According to the new data released by RBI, 60% of the old demonetised notes have already been accounted for. On November 8, when the decision of demonetisation was announced, the exchange of old notes started at banks immediately the next day. There has been a staggering amount of Rs.8.11 Lakh crore, which is 57% of the total value of demonetised notes in deposits at all the banks and Rs.33,498 crore that is 3% were exchanged.

The newly introduced currency notes after demonetisation on November 8, 2016
The newly introduced currency notes of Rs.500 and Rs.2000 by the RBI after demonetisation on November 8, 2016

In between 10 to 18 , notes worth Rs.1.36 lakhs were dispensed by the banks and amount dropped to Rs.1.14 Lakh crore between November 18 to 27. The printing of Rs.2000 notes has been stalled so as to print new Rs.500 notes. This happened because unlike the Rs.2000 notes, the RBI didn’t print new Rs.500 note in advance. So as to print the Rs.500 notes and provide supply based on demand, the print of Rs.2000 has been halted. The total legal tender notes dispensed since November 9 amounts to Rs2.5 lakh crore, which has amounted to 18% of the withdrawn notes value. In this Rs.2.1 Lakh crore were withdrawn from the ATM’s and banks.

Representational Image
Old demonetised notes of Rs.500 and Rs.1000, that can be exchanged in the banks.

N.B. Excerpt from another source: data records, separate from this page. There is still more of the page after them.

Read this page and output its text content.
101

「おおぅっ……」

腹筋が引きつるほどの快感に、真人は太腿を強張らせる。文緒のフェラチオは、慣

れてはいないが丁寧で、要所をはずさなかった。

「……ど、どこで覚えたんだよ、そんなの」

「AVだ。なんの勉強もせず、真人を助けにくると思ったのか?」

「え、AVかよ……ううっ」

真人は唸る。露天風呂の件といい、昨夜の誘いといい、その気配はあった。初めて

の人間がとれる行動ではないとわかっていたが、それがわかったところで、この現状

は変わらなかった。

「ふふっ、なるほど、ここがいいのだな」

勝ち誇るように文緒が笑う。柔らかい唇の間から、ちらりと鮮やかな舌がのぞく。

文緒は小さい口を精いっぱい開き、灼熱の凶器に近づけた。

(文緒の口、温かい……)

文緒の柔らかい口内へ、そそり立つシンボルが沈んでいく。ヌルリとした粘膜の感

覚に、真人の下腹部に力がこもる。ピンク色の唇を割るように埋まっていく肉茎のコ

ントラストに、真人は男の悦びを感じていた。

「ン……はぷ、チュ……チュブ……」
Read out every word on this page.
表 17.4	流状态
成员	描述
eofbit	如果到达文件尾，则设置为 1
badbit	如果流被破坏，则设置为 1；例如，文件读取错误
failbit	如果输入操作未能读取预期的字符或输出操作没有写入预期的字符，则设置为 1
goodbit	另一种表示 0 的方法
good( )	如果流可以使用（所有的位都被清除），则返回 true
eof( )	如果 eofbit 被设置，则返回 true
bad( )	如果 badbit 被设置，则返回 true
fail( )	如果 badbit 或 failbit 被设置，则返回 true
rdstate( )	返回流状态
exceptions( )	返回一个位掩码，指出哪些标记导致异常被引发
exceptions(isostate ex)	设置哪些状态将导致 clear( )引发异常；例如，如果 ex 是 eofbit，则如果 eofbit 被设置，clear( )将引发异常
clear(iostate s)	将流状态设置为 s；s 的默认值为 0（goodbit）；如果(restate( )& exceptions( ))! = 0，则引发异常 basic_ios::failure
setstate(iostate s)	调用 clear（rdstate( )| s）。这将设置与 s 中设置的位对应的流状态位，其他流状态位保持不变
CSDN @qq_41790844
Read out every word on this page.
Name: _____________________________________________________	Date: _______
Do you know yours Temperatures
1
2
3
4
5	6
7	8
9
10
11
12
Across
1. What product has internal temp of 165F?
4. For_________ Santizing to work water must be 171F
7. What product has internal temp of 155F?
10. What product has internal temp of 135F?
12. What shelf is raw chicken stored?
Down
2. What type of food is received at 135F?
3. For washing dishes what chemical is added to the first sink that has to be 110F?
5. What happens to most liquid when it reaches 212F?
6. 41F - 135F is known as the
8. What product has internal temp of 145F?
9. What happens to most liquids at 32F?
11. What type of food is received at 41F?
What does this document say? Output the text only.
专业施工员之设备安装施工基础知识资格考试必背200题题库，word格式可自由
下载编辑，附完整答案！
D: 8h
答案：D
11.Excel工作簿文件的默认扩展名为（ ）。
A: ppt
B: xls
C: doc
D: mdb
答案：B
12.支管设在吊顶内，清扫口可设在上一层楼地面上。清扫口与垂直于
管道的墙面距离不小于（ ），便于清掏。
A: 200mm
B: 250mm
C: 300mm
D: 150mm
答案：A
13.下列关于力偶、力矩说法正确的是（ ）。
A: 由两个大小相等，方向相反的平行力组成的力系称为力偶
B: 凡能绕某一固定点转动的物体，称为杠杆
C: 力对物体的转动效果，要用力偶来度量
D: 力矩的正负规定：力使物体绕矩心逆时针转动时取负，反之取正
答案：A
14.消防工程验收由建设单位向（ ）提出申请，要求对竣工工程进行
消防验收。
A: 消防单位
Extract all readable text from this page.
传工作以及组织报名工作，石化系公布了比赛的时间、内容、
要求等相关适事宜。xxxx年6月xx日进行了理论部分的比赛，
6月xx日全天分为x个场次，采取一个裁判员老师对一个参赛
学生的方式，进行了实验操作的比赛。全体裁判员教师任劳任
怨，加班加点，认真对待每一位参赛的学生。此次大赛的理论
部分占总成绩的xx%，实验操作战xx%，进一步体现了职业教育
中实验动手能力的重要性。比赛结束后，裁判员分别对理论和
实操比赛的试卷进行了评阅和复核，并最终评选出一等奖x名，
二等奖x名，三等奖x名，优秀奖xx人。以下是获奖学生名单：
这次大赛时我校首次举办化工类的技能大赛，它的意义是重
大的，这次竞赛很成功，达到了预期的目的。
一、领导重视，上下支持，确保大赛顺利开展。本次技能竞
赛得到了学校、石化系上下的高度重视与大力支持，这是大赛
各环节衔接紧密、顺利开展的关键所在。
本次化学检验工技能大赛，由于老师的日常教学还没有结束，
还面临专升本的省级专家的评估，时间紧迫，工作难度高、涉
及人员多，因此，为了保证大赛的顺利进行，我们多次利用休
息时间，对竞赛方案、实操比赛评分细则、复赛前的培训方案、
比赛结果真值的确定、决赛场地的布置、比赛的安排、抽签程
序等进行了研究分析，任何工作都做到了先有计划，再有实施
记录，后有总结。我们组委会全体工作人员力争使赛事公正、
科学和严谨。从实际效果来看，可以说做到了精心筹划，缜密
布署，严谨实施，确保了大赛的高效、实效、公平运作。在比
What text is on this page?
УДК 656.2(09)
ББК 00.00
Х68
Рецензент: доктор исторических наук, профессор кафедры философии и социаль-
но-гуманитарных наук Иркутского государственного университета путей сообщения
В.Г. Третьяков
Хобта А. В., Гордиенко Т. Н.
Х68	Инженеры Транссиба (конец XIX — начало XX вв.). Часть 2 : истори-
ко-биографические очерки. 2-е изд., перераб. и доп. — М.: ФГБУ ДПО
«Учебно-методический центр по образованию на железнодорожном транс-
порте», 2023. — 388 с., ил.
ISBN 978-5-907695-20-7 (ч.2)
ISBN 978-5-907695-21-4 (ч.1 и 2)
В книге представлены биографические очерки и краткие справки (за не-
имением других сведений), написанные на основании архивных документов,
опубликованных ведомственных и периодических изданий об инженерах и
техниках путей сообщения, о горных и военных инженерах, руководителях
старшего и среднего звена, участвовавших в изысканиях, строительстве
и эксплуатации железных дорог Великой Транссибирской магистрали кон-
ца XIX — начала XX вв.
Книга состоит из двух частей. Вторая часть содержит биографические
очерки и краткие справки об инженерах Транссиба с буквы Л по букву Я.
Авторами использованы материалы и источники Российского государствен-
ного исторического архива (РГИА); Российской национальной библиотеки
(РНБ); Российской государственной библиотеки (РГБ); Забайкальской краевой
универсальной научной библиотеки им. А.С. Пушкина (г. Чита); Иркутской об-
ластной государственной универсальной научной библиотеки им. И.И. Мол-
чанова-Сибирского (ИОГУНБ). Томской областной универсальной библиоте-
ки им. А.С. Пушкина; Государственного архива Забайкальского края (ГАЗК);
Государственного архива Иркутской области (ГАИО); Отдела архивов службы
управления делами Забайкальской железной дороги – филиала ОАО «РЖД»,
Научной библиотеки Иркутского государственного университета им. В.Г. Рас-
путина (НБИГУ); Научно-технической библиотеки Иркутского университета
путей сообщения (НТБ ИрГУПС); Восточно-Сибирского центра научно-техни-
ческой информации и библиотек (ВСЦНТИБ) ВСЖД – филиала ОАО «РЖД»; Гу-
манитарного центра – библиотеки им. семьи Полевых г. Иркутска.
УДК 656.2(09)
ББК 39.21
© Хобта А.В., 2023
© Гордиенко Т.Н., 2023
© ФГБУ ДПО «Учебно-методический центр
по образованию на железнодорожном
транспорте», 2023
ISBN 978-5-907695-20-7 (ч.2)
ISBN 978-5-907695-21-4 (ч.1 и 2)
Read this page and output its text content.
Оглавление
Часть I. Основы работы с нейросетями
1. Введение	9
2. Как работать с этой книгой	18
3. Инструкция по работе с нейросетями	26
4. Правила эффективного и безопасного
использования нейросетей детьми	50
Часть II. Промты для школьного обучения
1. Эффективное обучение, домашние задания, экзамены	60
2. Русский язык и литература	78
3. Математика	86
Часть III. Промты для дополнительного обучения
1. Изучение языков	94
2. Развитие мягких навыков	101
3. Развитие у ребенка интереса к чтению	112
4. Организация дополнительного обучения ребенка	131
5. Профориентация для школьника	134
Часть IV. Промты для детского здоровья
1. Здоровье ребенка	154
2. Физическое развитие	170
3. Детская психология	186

The Government expected that old notes of Rs.3 lakh crore would go unaccounted for in this demonetisation process and would not return to banking service system. This, as a result, would lead to fall of liabilities in the RBI and that would be a windfall gain for the government. However, if the present pace of old notes exchanges continued the high gains for the Government would be affected. While some predict that the exchange will slow down in the future, others believe that there would be a complete exchange of old high-value denominations of Rs.500 and Rs.1000 notes.

How would fall in RBI’s liabilities give windfall gains to the government?

1) Un-exchanged black money by the hoarders reduces liabilities to the RBI in paying back the promised value, this added money to the seignorage gives RBI extra surplus to pay the government.
2) This surplus adds money to government exchequer to realize the welfare policies.

However, there are apprehensions, which could negate the above-said statement
1) Seignorage which will be paid to the government by the RBI will be sourced between the interest-free liabilities (such as CRR) and interest being assets .Cancellation of currency notes will not increase this difference, as cash does not yield interest payment to the bearer.
2) This changes the RBI’s balance sheet. But there will be no significant changes before and after seignorage payment. Though the transition period will be fruitful.

The government and RBI should make the process transparent and provide the details of money transactions (balancing privacy and security aspects if any). The move would become meaningful only if transforms into visible changes for the masses.